Fantástico resulta escuchar que el gobierno apoyará a todos los microempresarios, pero todos saben que aquello es un suplicio. Una mordida para que pase más rápido la licencia mercantil, otra por acá y un moche por acullá. Y tanto el que lo cobra como el que lo paga, saben que juegan “juego limpio”. Y la transa opera en todos los niveles: hasta entre quienes viven de denunciarla —y han hecho de ese ejercicio una caja registradora para la extorsión, o un trampolín para entrar con fueros VIP a los balcones del sistema.
Decimos que nos construimos, pero la verdad es que estamos en permanente simulación. México es un país que se autoengaña. Que simula edificar cuando en realidad montamos, lo sabemos todos, poco menos que una farsa. Y la farsa jamás nos engrandece. Todo medio opera, pero nada con honestidad, esfuerzo y transparencia. Con talacha, caminos cortos y camarillas. La famosa máxima del éxito a la mexicana (“el que no transa no avanza”) se ha convertido en el peor de nuestros puntos ciegos. La guía imprescindible para nuestra autodestrucción.
Ahora se mira hasta en la cancha. Pasamos a la siguiente fase de la Copa Oro; sí, pero con trampa. Ayer Pascal Beltrán del Río opinaba que Guardado se hubiera agigantado si hubiera tirado una “nenita” a manera de protesta y para asegurar que México no llegaría a una final inmerecida. Y es verdad. Y no sólo Guardado: todos nos hubiéramos sentido orgullosos de una acción así. Y eso no sólo es en la cancha.
Y es que ese es el tema: nunca nadie, ni un individuo ni una sociedad pueden sentirse orgullosos cuando lo logrado lo es en función de la mentira y la falacia. Y esta es una narrativa que nos persigue desde siempre. Partidos políticos que celebran sus victorias conseguidas desde la permanente violación de leyes. Trampa. O los que gritan fraude sabiendo que no lo hay. Trampa. Gobernantes que compran casas, presas, tomógrafos, zapatos, votos, seis kilos de puritita impunidad. Trampa. Sindicatos que engañan a sus agremiados y cobran millonadas por hacerlo. Trampa. Ciudadanos que ahorcan los derechos de otros ciudadanos para conseguir prebendas. Trampa. Y así, una larga cadena formada por las mismas trampas que llegan desde todos los rincones.

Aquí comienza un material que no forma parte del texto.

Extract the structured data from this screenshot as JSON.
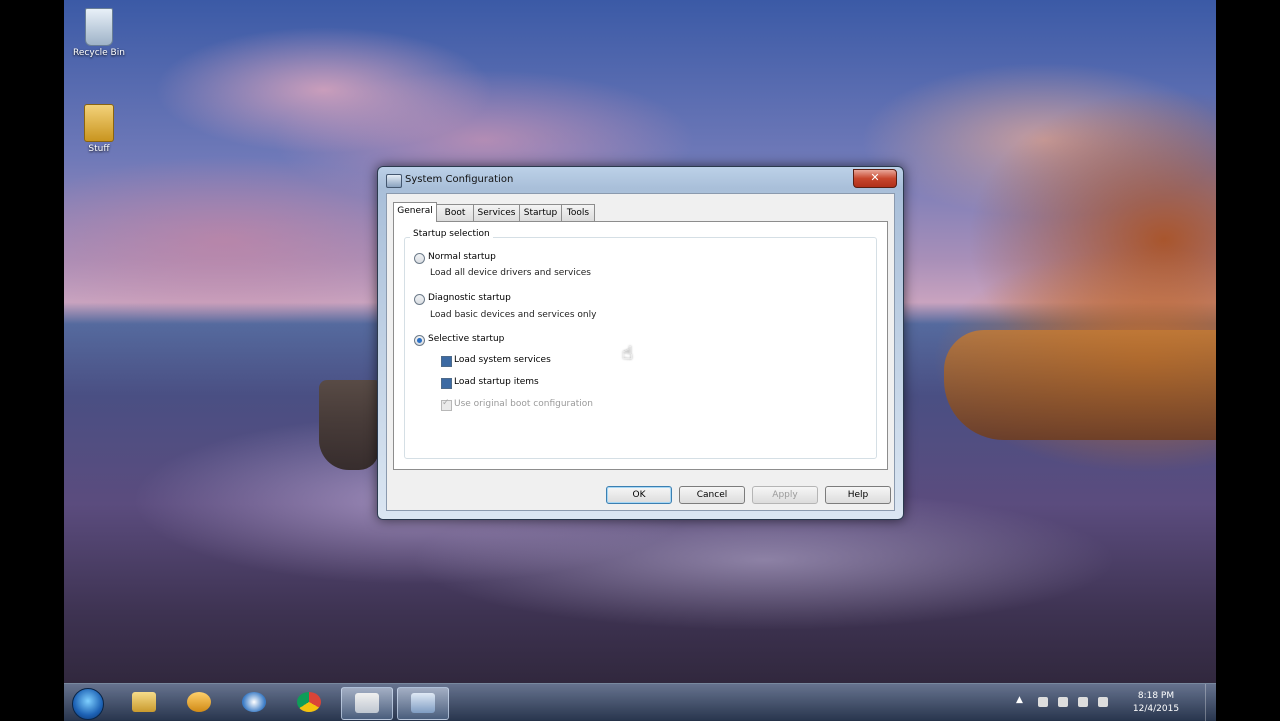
{
  "desktop": {
    "icons": [
      {
        "label": "Recycle Bin",
        "icon": "recycle-bin-icon"
      },
      {
        "label": "Stuff",
        "icon": "folder-icon"
      }
    ]
  },
  "window": {
    "title": "System Configuration",
    "close_label": "✕",
    "tabs": [
      {
        "label": "General",
        "active": true
      },
      {
        "label": "Boot"
      },
      {
        "label": "Services"
      },
      {
        "label": "Startup"
      },
      {
        "label": "Tools"
      }
    ],
    "group_label": "Startup selection",
    "options": {
      "normal": {
        "label": "Normal startup",
        "desc": "Load all device drivers and services",
        "selected": false
      },
      "diagnostic": {
        "label": "Diagnostic startup",
        "desc": "Load basic devices and services only",
        "selected": false
      },
      "selective": {
        "label": "Selective startup",
        "selected": true
      }
    },
    "checkboxes": [
      {
        "label": "Load system services",
        "checked": true,
        "enabled": true
      },
      {
        "label": "Load startup items",
        "checked": true,
        "enabled": true
      },
      {
        "label": "Use original boot configuration",
        "checked": true,
        "enabled": false
      }
    ],
    "buttons": {
      "ok": "OK",
      "cancel": "Cancel",
      "apply": "Apply",
      "help": "Help"
    }
  },
  "taskbar": {
    "items": [
      "start-orb-icon",
      "file-explorer-icon",
      "app-icon",
      "network-app-icon",
      "chrome-icon",
      "window-app-icon",
      "system-configuration-icon"
    ],
    "clock": {
      "time": "8:18 PM",
      "date": "12/4/2015"
    }
  }
}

Y al final, todos sin motivos para sentirnos orgullosos como individuos, como país, como nación. Porque, seamos intelectualmente honestos: ¿de qué nos han servido tantas trampas? Como no sea para vernos cada vez más desilusionados de nosotros mismos. Porque de la vergüenza nadie escapa ante el espejo. Ahí sí no hay tiro penal que no lo sea… y que no sea debidamente cobrado.